Another helpful point favoring this change was that at least three-quarters of Division I schools will have concluded their fall term or moved online for remaining classes and exams. A less-populated campus is a more controllable environment. It seems as though other dates were suggested, but Gavitt cited possible disruption in advocacy of the Nov. 25 start. 

"Once you have disruption, then you have far fewer play dates and time to get in a full regular season," Gavitt told Katz. "It's very likely basketball seasons will be disrupted. We're hoping those disruptions are few and minimal."

Gavitt said that while a minimum four nonconference games are recommended, they aren't required.

On competition 

One thing Gavitt does not believe has been fully recognized yet is the importance of physically and mentally preparing student-athletes and coaches for the season.
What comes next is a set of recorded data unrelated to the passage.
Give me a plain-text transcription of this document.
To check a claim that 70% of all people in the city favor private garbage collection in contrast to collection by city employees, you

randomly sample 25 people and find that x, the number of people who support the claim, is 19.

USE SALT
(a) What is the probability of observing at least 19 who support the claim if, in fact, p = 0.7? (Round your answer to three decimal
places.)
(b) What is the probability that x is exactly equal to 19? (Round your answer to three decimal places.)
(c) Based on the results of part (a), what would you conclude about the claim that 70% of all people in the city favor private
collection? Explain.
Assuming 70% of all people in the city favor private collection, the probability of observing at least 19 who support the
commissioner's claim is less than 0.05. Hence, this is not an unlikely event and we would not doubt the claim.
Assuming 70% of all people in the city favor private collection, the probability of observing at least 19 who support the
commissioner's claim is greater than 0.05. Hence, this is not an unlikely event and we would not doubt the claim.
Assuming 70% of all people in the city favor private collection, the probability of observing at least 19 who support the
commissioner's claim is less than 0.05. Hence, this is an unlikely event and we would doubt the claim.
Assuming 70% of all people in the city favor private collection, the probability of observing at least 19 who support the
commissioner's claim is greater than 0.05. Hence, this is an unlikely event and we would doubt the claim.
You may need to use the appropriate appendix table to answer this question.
Beginning Sept. 21, practice time increases from eight hours a week to 12. This time is intended for teams to build in more conditioning and skill instruction in preparation of the season as some schools have had limited access to facilities due to the pandemic.

"Athletic trainers and team physicians and coaches told us over the course of the summer that, in many cases, student-athletes weren't able to be on campus since early March," Gavitt told Katz.